Im Rahmen von XplOit werden am Max-Planck-Institut für Informatik statistische und Machine-Learning-Modelle angepasst und erweitert, um die heterogenen klinischen Daten im Bereich der Transplantationsmedizin mit den verschiedenen Endpunkten zu assoziieren und geeignete Vorhersagen zu liefern.
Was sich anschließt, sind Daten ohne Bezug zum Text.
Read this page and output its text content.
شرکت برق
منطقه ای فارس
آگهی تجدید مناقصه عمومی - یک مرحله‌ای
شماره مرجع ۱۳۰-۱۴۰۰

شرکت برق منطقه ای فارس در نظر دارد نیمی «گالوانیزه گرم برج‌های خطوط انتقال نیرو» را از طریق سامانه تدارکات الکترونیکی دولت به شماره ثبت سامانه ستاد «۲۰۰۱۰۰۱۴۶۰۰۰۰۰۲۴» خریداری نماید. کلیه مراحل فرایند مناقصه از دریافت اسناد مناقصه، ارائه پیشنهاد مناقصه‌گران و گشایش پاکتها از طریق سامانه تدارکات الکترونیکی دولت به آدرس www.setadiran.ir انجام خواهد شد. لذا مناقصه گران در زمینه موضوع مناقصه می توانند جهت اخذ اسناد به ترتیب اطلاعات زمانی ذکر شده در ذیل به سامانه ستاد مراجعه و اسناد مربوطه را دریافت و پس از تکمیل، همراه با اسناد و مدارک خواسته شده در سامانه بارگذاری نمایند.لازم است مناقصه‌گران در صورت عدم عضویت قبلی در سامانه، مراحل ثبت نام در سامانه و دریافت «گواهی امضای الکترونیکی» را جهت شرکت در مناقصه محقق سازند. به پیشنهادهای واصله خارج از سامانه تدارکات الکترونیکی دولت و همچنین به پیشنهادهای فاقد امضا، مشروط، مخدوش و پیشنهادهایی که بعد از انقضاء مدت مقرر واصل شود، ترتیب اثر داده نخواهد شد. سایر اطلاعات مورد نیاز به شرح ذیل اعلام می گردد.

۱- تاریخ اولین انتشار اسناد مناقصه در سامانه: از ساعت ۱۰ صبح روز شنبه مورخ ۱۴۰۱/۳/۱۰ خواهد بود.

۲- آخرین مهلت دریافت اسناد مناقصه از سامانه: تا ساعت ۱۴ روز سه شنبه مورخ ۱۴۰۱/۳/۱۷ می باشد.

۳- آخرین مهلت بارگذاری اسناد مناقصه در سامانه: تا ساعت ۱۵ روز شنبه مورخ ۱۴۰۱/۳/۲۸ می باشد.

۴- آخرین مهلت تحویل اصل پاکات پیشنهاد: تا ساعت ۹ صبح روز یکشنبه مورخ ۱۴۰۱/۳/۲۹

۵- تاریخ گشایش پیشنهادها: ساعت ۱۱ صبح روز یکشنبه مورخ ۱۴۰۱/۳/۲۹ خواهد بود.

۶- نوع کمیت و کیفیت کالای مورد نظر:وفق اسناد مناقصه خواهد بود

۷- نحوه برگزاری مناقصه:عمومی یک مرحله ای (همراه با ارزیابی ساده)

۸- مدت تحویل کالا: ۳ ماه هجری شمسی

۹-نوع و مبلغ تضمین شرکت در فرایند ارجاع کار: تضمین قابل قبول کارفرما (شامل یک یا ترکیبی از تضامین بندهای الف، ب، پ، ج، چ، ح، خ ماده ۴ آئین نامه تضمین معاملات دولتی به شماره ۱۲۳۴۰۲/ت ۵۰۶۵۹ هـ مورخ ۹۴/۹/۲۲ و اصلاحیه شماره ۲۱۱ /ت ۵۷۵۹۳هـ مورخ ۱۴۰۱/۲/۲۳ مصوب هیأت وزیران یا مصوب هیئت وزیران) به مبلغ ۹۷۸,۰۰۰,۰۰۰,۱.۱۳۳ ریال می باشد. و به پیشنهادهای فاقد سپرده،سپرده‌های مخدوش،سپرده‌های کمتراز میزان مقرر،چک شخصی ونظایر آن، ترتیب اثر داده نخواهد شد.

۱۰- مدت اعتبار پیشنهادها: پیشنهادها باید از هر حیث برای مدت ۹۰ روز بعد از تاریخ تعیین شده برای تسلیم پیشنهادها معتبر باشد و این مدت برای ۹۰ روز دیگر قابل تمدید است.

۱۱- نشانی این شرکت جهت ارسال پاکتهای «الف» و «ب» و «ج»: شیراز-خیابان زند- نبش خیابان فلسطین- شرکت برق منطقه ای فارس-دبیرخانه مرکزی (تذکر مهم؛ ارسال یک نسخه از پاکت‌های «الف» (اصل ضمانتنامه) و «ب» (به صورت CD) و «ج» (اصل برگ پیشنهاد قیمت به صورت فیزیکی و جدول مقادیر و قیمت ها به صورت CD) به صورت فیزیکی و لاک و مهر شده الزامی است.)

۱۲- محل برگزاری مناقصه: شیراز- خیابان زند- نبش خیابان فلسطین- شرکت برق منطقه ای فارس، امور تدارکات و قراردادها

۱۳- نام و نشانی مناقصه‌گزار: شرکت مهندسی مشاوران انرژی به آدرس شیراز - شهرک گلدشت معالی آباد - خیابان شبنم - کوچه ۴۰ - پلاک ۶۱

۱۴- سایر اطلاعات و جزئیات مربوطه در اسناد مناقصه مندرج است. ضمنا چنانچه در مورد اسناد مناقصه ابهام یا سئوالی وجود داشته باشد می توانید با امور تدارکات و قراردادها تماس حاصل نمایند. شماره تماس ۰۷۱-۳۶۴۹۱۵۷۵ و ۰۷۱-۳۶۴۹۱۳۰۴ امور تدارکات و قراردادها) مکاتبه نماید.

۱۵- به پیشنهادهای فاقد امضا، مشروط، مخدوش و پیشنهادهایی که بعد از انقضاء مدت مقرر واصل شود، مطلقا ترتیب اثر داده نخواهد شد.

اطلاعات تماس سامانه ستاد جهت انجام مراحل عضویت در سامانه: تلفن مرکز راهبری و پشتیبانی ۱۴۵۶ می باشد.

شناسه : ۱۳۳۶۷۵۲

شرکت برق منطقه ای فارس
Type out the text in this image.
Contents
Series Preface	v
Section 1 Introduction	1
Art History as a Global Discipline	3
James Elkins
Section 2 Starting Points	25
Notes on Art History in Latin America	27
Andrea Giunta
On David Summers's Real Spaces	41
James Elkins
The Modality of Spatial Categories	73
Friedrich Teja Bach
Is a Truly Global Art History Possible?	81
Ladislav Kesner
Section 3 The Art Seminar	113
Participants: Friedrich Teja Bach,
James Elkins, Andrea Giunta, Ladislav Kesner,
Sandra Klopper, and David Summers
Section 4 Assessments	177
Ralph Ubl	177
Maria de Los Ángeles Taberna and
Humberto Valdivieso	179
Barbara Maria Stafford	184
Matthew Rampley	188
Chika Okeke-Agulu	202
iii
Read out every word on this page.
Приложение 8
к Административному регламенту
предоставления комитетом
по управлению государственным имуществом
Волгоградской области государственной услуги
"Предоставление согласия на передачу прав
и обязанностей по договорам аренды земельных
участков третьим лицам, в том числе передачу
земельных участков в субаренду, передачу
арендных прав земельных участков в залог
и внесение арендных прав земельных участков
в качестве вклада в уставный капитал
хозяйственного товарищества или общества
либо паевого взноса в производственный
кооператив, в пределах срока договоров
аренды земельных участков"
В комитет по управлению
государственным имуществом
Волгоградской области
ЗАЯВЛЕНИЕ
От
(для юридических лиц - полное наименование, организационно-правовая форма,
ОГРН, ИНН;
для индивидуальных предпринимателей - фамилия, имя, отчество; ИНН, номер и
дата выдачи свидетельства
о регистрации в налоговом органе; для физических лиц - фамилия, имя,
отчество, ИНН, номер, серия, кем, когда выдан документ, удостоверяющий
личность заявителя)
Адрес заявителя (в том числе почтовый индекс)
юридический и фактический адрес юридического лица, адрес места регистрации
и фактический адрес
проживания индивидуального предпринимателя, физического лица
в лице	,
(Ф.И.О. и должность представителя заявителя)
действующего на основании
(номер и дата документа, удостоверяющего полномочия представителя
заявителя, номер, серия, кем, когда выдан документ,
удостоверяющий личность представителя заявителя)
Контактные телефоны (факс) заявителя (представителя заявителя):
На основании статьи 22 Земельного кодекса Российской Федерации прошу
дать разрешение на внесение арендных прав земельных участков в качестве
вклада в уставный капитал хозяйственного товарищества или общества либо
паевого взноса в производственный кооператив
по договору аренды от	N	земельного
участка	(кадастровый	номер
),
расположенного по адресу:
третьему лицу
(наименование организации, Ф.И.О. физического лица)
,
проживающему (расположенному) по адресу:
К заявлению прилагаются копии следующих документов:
https://www.mpi-inf.mpg.de

Ansprechpartner:
Dr. Nico Pfeifer, nico.pfeifer@mpi-inf.mpg.de

Uniklinikum Essen

Klinik für Knochenmarktransplantation

Logo des Universitätsklinikums Essen

Die Klinik für Knochenmarktransplantation des Westdeutschen Tumorzentrums am Universitätsklinikum Essen ist die größte nationale und Europäische Schwerpunkteinrichtung für die allogene HSZT. Die Klinik kooperiert im Rahmen des Deutschen Konsortiums für Translationale Krebsforschung (DKTK) der durch  das Bundesministerium für Bildung und Forschung und die Deutsche Krebshilfe geförderten nationalen onkologischen Spitzenzentren sowie in zahlreichen anderen nationalen und internationalen Forschungsverbünden. Der Leiter der Klinik ist Vorsitzender des Deutschen Registers für Stammzelltransplantationen (DRST e. V.), das die klinischen Daten sämtlicher nationaler Einrichtungen sammelt und analysiert, die in Deutschland HSZT durchführen. Es besteht ferner eine langjährige enge klinische und wissenschaftliche Kooperation mit dem Institut für Virologie des Universitätsklinikums Essen. Die Klinik verfügt über eine sehr umfassende Datenbank mit relevanten klinischen Daten von HSZT-Patienten, die in Verbindung mit den virologischen Daten dem XplOit Forschungsvorhaben  zur Verfügung gestellt werden.

https://www.uk-essen.de/kmt/

Ansprechpartner:
Dr. med. Amin Turki, amin.turki@uk-essen.de

Institut für Virologie

Am Institut für Virologie werden grundlegende Mechanismen der viralen Immunität in neun wissenschaftlichen Arbeitsgruppen erforscht und ferner, wie chronische Viren, z. B. Herpes-, Hepatitis- und Retroviren, das Immunsystem täuschen und damit Immunreaktionen umgehen. Das Ziel dieser Forschung ist es, grundlegende Erkenntnisse über das Wechselspiel zwischen Viren und Zellen des Immunsystems zu erlangen und dieses Wissen anschließend für die Entwicklung neuer immuntherapeutischer Strategien und Impfungen einzusetzen. Die Arbeitsgruppen sind innerhalb der durch die Deutsche Forschungsgemeinschaft geförderten Sonderforschungsprojekts Transregio 60 und im Graduiertenkollegs 1949 angesiedelt.

https://www.uni-due.de/virologie/

Averbis

Logo von averbis

Averbis bietet Lösungen zur effektiven Durchsuchbarkeit, zur inhaltlichen Strukturierung und zur Auswertung komplexer Informationsbestände. Wir analysieren unstrukturierte und strukturierte Daten, z.B. Gesundheitsinformationen, Social-Media-Daten, News, Webressourcen, Reports, Patente, unternehmensinterne Daten, E-Mails und Forschungsliteratur. Dadurch helfen wir Unternehmen und Einrichtungen bei der nutzbringenden Erschließung und Verwertung von Wissensquellen und der Automatisierung von Informationsprozessen. Zu unseren Kunden und Partnern zählen zahlreiche Unternehmen und Einrichtungen aus der Medizin und den Lebenswissenschaften, z.B. verschiedene Universitätskliniken und Top-Ten-Pharmakonzerne wie Novartis oder Roche.
Averbis bringt langjährige Expertise in der Extraktion medizinischer Fakten aus klinischen Freitexten und der Überführung in eine standardisierte Repräsentation in das Konsortium ein. Ein weiterer Schwerpunkt liegt in der Entwicklung von Tools zur statistischen Auswertbarkeit und zur Analyse der extrahierten Daten. Darüber hinaus bringt sie ihre Erfahrungen im Umgang mit medizinischen Terminologien und Ontologien ein.